The NEJM this week has an interesting article on the benefits of
introducing economic incentives into medical practice. It's especially interesting because they overlayed these economic incentives on top of the British socialized medical system.
They created a set of metrics to determine the quality of care that physicians gave, like controlling blood pressure in hypertensive patients, keeping diabetics' hA1c levels low indicating good blood sugar control, and maintenance of low cholesterol levels in at-risk patients. Overall 146 quality indicators were tracked for 10 diseases, organization of the practice, and patient satisfaction. Based on scoring of the physician's ability to meet the needs of their patients, the docs were given financial rewards for providing a higher level of care, with the expectation that a profit-motive would lead to better care.
The doctors were also allowed to exclude patients from the scoring if they filed an exception report explaining why a different standard of care was needed. For instance, in a terminal cancer patient, you might not be as concerned with keeping their blood pressure controlled, that shouldn't count against the doctor that they didn't decide to overmedicate unnecessarily.
The researchers reported that the experiment, still in its first year granted, was a success. However, after looking at the results, I'm not so sure.
Here's the breakdown.
- The most effective way for doctors to increase their scores was by increasing their exception reports to eliminate patients that would hurt their stats (although not many did this).
For reported achievement (Table 4), the factor with the greatest effect was exception reporting. An increase of 1 percent in the estimated proportion of patients excluded was associated with an increase of 0.31 percent in reported achievement.
- Decreases in score were caused by seeing more patients, poorer patients patients, older patients and less-educated patients.

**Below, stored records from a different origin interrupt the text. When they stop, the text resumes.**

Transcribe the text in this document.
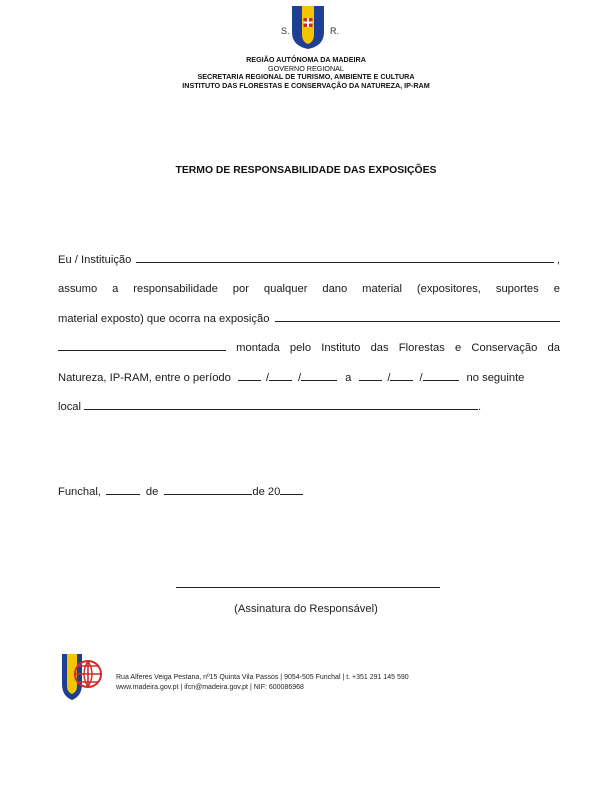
S.	R.
REGIÃO AUTÓNOMA DA MADEIRA
GOVERNO REGIONAL
SECRETARIA REGIONAL DE TURISMO, AMBIENTE E CULTURA
INSTITUTO DAS FLORESTAS E CONSERVAÇÃO DA NATUREZA, IP-RAM
TERMO DE RESPONSABILIDADE DAS EXPOSIÇÕES
Eu / Instituição	,
assumo a responsabilidade por qualquer dano material (expositores, suportes e
material exposto) que ocorra na exposição
montada pelo Instituto das Florestas e Conservação da
Natureza, IP-RAM, entre o período	/	/	a	/	/	no seguinte
local	.
Funchal,	de	de 20
(Assinatura do Responsável)
Rua Alferes Veiga Pestana, nº15 Quinta Vila Passos | 9054-505 Funchal | t. +351 291 145 590
www.madeira.gov.pt | ifcn@madeira.gov.pt | NIF: 600086968
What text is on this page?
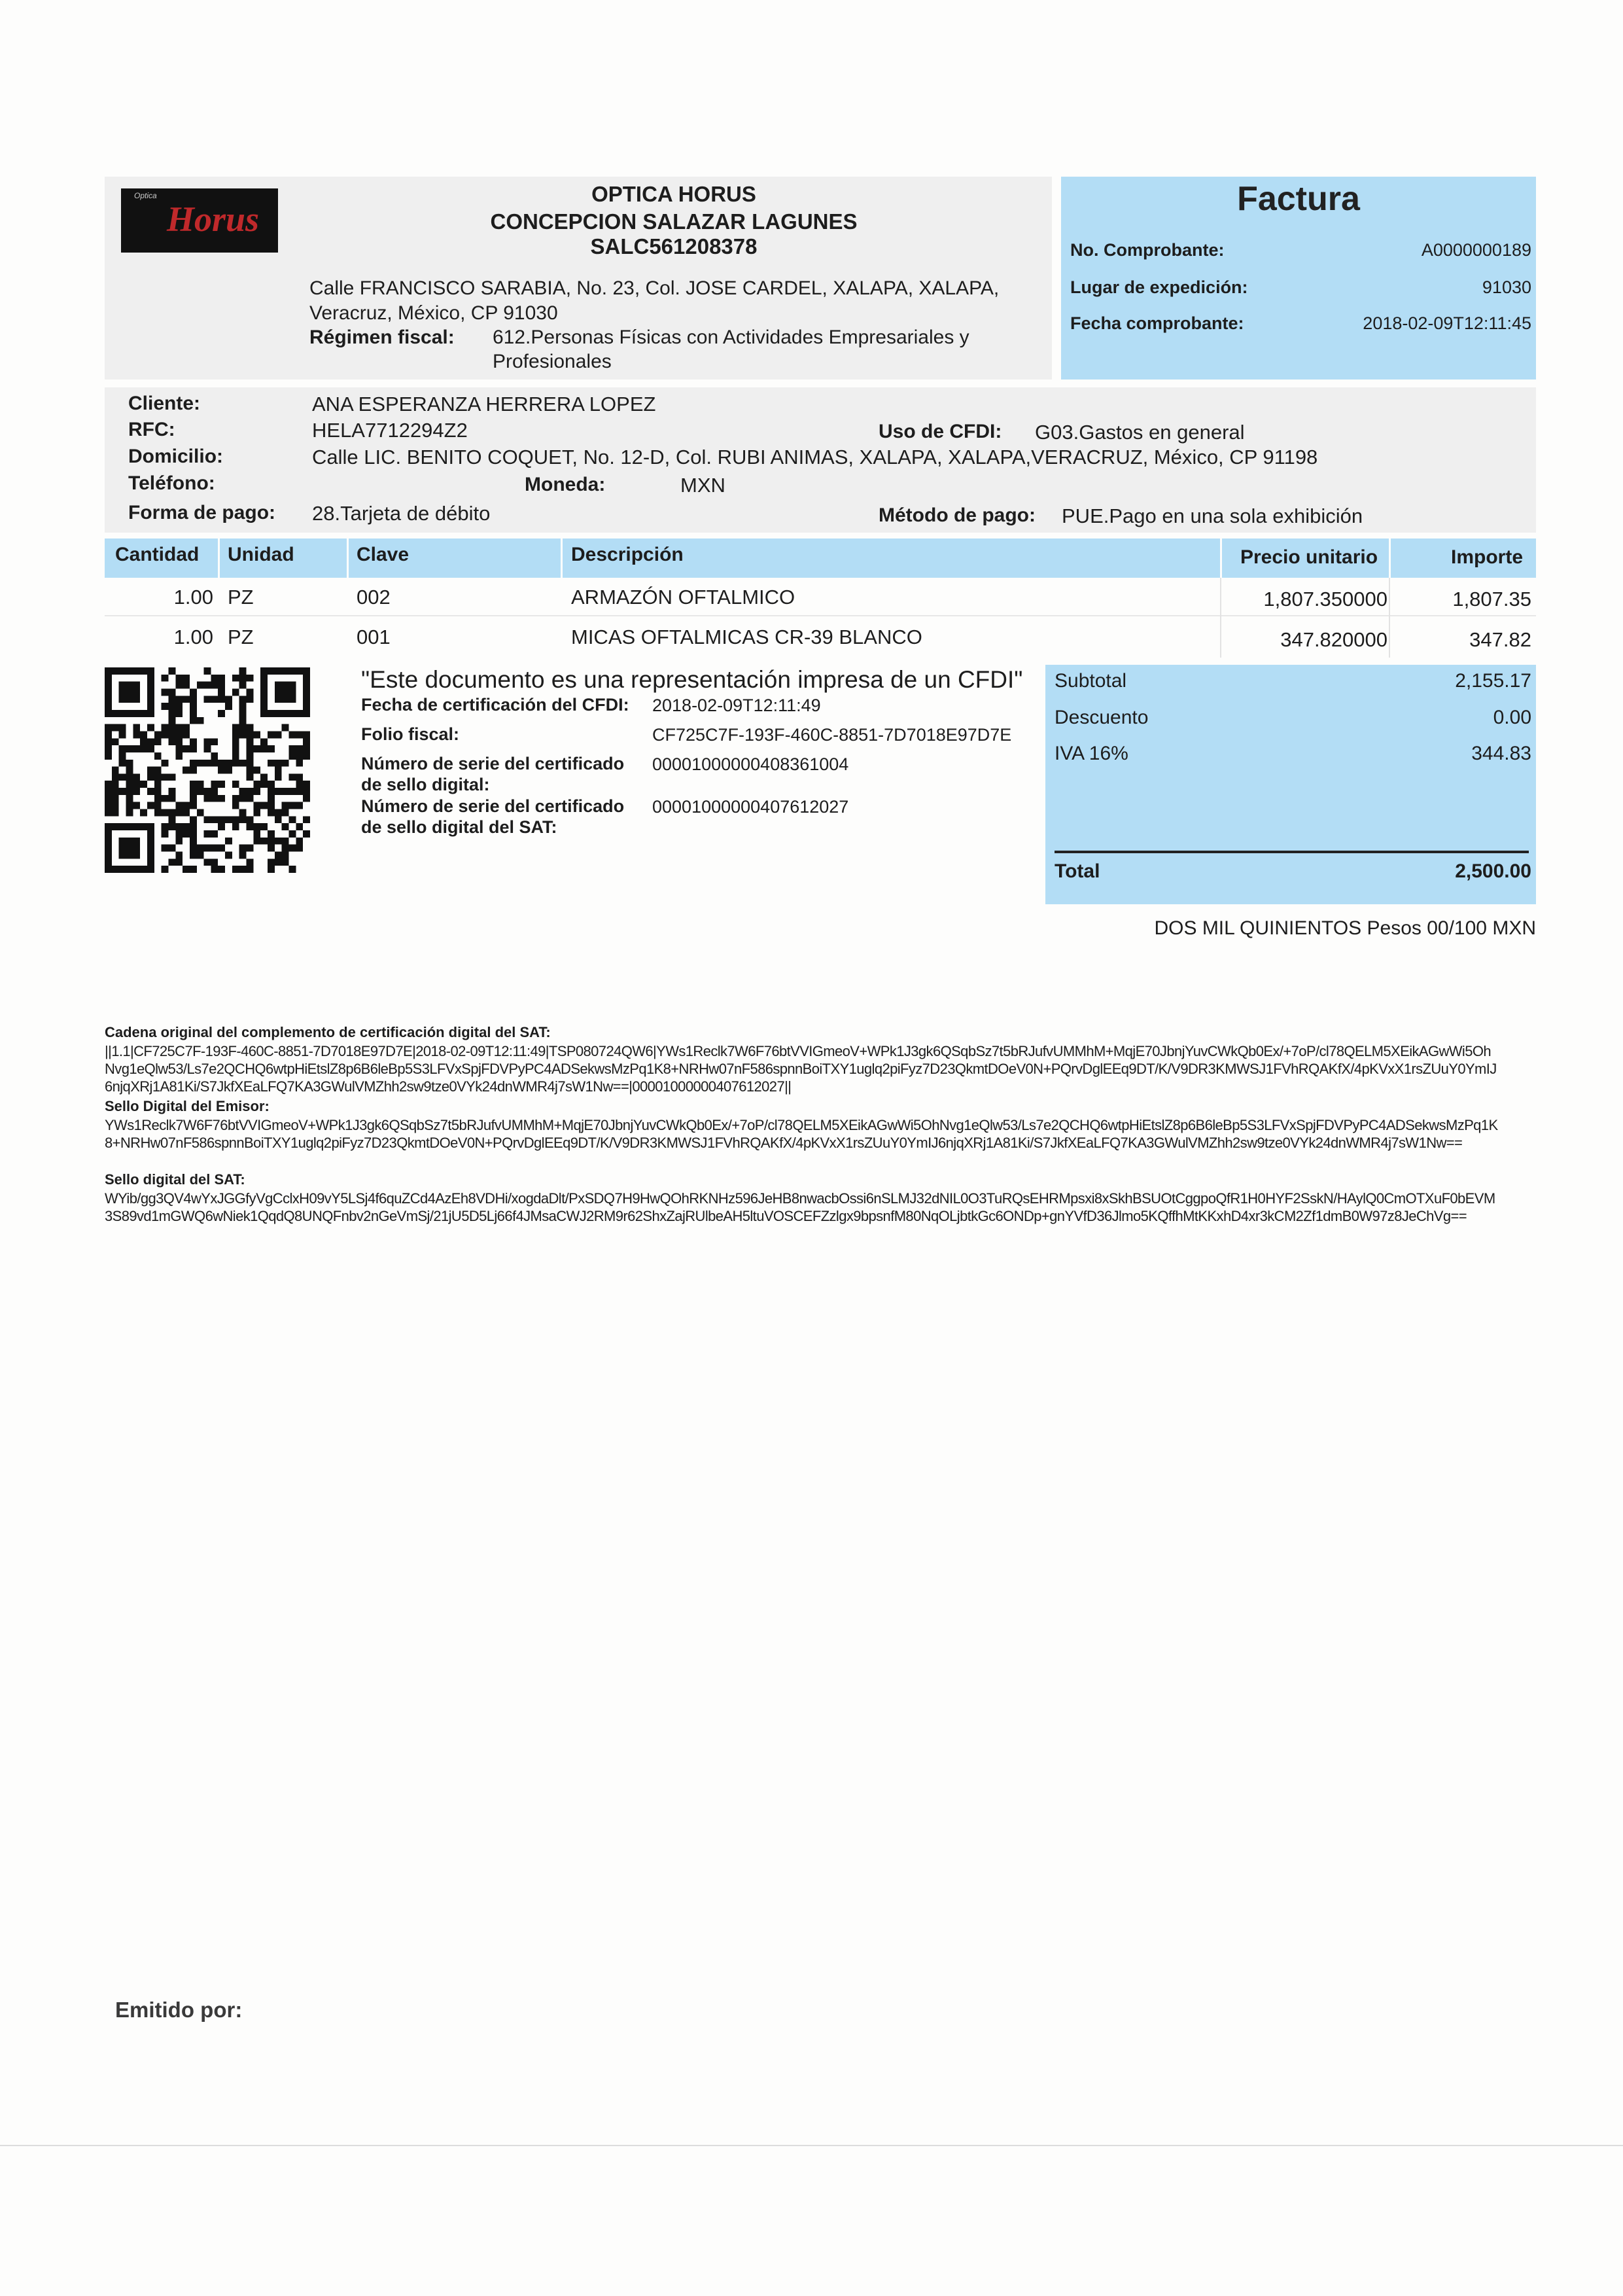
Optica
Horus
OPTICA HORUS
CONCEPCION SALAZAR LAGUNES
SALC561208378
Calle FRANCISCO SARABIA, No. 23, Col. JOSE CARDEL, XALAPA, XALAPA,
Veracruz, México, CP 91030
Régimen fiscal: 612.Personas Físicas con Actividades Empresariales y
Profesionales
Factura
No. Comprobante:	A0000000189
Lugar de expedición:	91030
Fecha comprobante:	2018-02-09T12:11:45
Cliente:	ANA ESPERANZA HERRERA LOPEZ
RFC:	HELA7712294Z2	Uso de CFDI: G03.Gastos en general
Domicilio:	Calle LIC. BENITO COQUET, No. 12-D, Col. RUBI ANIMAS, XALAPA, XALAPA,VERACRUZ, México, CP 91198
Teléfono:	Moneda:	MXN
Forma de pago: 28.Tarjeta de débito	Método de pago: PUE.Pago en una sola exhibición
Cantidad Unidad	Clave	Descripción	Precio unitario	Importe
1.00 PZ	002	ARMAZÓN OFTALMICO	1,807.350000	1,807.35
1.00 PZ	001	MICAS OFTALMICAS CR-39 BLANCO	347.820000	347.82
"Este documento es una representación impresa de un CFDI"
Fecha de certificación del CFDI: 2018-02-09T12:11:49
Folio fiscal:	CF725C7F-193F-460C-8851-7D7018E97D7E
Número de serie del certificado
de sello digital:
00001000000408361004
Número de serie del certificado
de sello digital del SAT:
00001000000407612027
Subtotal	2,155.17
Descuento	0.00
IVA 16%	344.83
Total	2,500.00
DOS MIL QUINIENTOS Pesos 00/100 MXN
Cadena original del complemento de certificación digital del SAT:
||1.1|CF725C7F-193F-460C-8851-7D7018E97D7E|2018-02-09T12:11:49|TSP080724QW6|YWs1Reclk7W6F76btVVIGmeoV+WPk1J3gk6QSqbSz7t5bRJufvUMMhM+MqjE70JbnjYuvCWkQb0Ex/+7oP/cl78QELM5XEikAGwWi5OhNvg1eQlw53/Ls7e2QCHQ6wtpHiEtslZ8p6B6leBp5S3LFVxSpjFDVPyPC4ADSekwsMzPq1K8+NRHw07nF586spnnBoiTXY1uglq2piFyz7D23QkmtDOeV0N+PQrvDglEEq9DT/K/V9DR3KMWSJ1FVhRQAKfX/4pKVxX1rsZUuY0YmIJ6njqXRj1A81Ki/S7JkfXEaLFQ7KA3GWulVMZhh2sw9tze0VYk24dnWMR4j7sW1Nw==|00001000000407612027||
Sello Digital del Emisor:
YWs1Reclk7W6F76btVVIGmeoV+WPk1J3gk6QSqbSz7t5bRJufvUMMhM+MqjE70JbnjYuvCWkQb0Ex/+7oP/cl78QELM5XEikAGwWi5OhNvg1eQlw53/Ls7e2QCHQ6wtpHiEtslZ8p6B6leBp5S3LFVxSpjFDVPyPC4ADSekwsMzPq1K8+NRHw07nF586spnnBoiTXY1uglq2piFyz7D23QkmtDOeV0N+PQrvDglEEq9DT/K/V9DR3KMWSJ1FVhRQAKfX/4pKVxX1rsZUuY0YmIJ6njqXRj1A81Ki/S7JkfXEaLFQ7KA3GWulVMZhh2sw9tze0VYk24dnWMR4j7sW1Nw==
Sello digital del SAT:
WYib/gg3QV4wYxJGGfyVgCclxH09vY5LSj4f6quZCd4AzEh8VDHi/xogdaDlt/PxSDQ7H9HwQOhRKNHz596JeHB8nwacbOssi6nSLMJ32dNIL0O3TuRQsEHRMpsxi8xSkhBSUOtCggpoQfR1H0HYF2SskN/HAylQ0CmOTXuF0bEVM3S89vd1mGWQ6wNiek1QqdQ8UNQFnbv2nGeVmSj/21jU5D5Lj66f4JMsaCWJ2RM9r62ShxZajRUlbeAH5ltuVOSCEFZzlgx9bpsnfM80NqOLjbtkGc6ONDp+gnYVfD36Jlmo5KQffhMtKKxhD4xr3kCM2Zf1dmB0W97z8JeChVg==
Emitido por:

Achievement was lower in practices with a high proportion of patients who were living in single-parent or low-income households or were 65 years of age or older. Achievement was also lower in larger practices and in practices with a high proportion of family practitioners who received their medical education outside the United Kingdom or were 50 years of age or older.
- In doctors seeing these disadvantaged populations, exception reporting was increased (even though these reports could not be filed for any of those reasons)
The rates of exception reporting were higher in Primary Medical Services practices and lower in practices with larger populations of elderly patients, patients with good self-rated health, and patients without any formal educational qualifications
- The program also cost far more than anticipated, but did not, at least in the first year, significantly improve medical provided.
Interesting no? So the conclusions are, introducing profit-incentives puts doctors seeing more patients, less-educated patients, older patients, or poorer patients at a disadvantage, it encourages filing of false reports to protect the doctors stats, it costs a great deal more, and failed, at least in the first year, to signficantly increase quality of care provided (probably because the care was already uniformly pretty good).
While it's early yet in this program, not exactly a stunning start for trying to force capitalism back into socialized medicine.